Here, too, they would be willing to stand for several hours more; but it is nearly midnight, and a sudden illumination on the other side of the square announces that the time for departure is almost at hand. It is seen that the villagers have constructed a miniature castle, now ablaze with fire-works. Various designs are traced by the spreading glow, and scores of rockets shoot into the sky, dropping a shower of brilliant stars. Ever and anon, at some unusual display, a murmur of applause rises from the admiring throng. Entranced, they stay until the last rocket has been drowned in the vast ocean of Night. Then all leave as silently as they came, and the village square is soon deserted; while the lamps and lanterns are allowed to burn till their glow is quenched in the brightness of the morrow’s sun.

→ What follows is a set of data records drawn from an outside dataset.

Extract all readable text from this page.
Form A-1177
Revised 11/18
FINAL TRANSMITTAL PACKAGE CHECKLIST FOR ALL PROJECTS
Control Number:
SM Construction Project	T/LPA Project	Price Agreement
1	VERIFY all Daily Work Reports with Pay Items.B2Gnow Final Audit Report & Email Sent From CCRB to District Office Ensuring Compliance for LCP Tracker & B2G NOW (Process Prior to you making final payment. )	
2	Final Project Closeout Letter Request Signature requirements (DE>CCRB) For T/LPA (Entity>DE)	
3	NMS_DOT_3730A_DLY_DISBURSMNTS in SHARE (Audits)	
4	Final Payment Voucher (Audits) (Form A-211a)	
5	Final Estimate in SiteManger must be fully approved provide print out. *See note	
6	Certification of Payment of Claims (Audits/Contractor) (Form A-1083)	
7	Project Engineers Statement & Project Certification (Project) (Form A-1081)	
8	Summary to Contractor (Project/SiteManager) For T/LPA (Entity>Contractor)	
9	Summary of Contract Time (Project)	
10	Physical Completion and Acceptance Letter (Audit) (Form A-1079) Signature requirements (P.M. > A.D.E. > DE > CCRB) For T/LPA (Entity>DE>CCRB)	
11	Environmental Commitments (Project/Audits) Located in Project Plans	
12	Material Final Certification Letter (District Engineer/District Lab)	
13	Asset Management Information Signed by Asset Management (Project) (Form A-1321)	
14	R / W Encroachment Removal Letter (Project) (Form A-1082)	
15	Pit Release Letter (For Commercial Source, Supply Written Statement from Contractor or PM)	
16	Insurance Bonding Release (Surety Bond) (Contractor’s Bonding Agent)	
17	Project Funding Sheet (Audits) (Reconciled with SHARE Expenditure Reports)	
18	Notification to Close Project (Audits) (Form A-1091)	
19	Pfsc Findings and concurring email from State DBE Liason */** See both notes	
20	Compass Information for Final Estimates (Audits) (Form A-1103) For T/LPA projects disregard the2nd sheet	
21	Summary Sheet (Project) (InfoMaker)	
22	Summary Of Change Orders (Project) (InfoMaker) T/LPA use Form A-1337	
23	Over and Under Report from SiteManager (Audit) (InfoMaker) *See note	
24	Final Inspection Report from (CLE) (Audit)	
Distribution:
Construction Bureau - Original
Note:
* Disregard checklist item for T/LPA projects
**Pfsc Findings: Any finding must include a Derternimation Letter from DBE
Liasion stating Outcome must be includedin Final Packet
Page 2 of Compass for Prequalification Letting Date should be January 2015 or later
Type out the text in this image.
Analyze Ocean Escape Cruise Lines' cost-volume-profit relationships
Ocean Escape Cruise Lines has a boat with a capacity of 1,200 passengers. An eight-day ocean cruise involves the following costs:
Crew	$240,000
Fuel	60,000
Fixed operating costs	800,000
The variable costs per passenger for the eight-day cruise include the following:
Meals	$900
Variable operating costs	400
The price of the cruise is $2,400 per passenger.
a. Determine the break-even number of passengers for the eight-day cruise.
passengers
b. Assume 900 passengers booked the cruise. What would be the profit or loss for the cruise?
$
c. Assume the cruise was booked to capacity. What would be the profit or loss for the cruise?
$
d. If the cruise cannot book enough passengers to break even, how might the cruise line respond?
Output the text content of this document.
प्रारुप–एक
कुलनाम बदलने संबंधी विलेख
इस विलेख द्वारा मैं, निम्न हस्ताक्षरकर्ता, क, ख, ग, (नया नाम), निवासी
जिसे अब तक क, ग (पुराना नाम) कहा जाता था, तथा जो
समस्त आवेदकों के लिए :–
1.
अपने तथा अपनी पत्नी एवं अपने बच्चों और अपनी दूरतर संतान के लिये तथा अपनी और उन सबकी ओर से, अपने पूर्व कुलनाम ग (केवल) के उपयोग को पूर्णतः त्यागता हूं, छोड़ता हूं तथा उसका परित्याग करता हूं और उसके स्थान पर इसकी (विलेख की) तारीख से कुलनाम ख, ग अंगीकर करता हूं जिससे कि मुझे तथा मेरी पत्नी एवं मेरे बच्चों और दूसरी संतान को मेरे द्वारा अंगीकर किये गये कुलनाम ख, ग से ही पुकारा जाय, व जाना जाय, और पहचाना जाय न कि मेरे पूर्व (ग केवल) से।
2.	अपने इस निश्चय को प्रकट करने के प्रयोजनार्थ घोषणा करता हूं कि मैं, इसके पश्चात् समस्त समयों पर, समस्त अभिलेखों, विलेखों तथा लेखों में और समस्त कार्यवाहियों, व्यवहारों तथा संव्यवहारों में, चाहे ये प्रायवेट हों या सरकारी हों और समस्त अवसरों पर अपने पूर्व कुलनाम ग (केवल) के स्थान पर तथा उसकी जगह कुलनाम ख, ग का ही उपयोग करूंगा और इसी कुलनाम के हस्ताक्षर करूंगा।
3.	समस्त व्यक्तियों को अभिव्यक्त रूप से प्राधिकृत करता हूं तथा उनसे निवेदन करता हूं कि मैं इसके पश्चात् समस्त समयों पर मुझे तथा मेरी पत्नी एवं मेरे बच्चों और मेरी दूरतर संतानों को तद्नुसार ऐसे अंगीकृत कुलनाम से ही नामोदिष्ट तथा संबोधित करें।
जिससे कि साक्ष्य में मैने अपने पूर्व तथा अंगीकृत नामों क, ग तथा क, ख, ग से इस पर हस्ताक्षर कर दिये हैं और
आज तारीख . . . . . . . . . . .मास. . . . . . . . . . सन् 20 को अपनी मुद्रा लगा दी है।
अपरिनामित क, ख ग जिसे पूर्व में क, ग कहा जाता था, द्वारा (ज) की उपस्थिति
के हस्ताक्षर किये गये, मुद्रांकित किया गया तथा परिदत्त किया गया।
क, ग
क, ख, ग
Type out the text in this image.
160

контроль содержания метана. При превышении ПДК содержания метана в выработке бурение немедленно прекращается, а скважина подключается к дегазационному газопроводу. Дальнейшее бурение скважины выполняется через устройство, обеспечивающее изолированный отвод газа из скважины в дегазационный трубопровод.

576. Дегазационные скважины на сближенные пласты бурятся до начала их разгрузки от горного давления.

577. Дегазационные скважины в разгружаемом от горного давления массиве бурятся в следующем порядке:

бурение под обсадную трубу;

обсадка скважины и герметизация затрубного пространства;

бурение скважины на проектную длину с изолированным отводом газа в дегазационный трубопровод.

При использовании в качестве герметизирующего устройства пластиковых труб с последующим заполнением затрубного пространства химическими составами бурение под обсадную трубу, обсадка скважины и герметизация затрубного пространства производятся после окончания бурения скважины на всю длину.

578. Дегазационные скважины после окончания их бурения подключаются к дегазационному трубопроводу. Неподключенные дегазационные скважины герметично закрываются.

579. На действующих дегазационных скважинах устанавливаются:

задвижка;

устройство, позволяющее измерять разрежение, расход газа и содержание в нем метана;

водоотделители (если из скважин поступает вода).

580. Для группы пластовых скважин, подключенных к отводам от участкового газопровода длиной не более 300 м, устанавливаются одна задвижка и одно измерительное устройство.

History of Commerce in the Philippines.
The Spanish Policy.
Commerce has its two forms, the extensive and the intensive; one that considers the world at large, and one that seeks to confine itself to the interests of a nation. The latter, before the nineteenth century, was everywhere the type of colonial commerce. The nations held their colonies in leading strings; cramped and crowded them in their natural growth, and so checked their development that they lost the benefit that they might have gained from a more liberal policy. Of all the nations, Spain pursued this short-sighted policy most rigidly. Not only in commerce, but in everything else, she cramped her colonies. Foreign trade was so sternly prohibited that, in her period of supremacy, she put to death any alien merchant that ventured into one of her ports. Her colonies were her cows; no one could milk them but herself; but she milked them so dry as to starve them of their natural yield.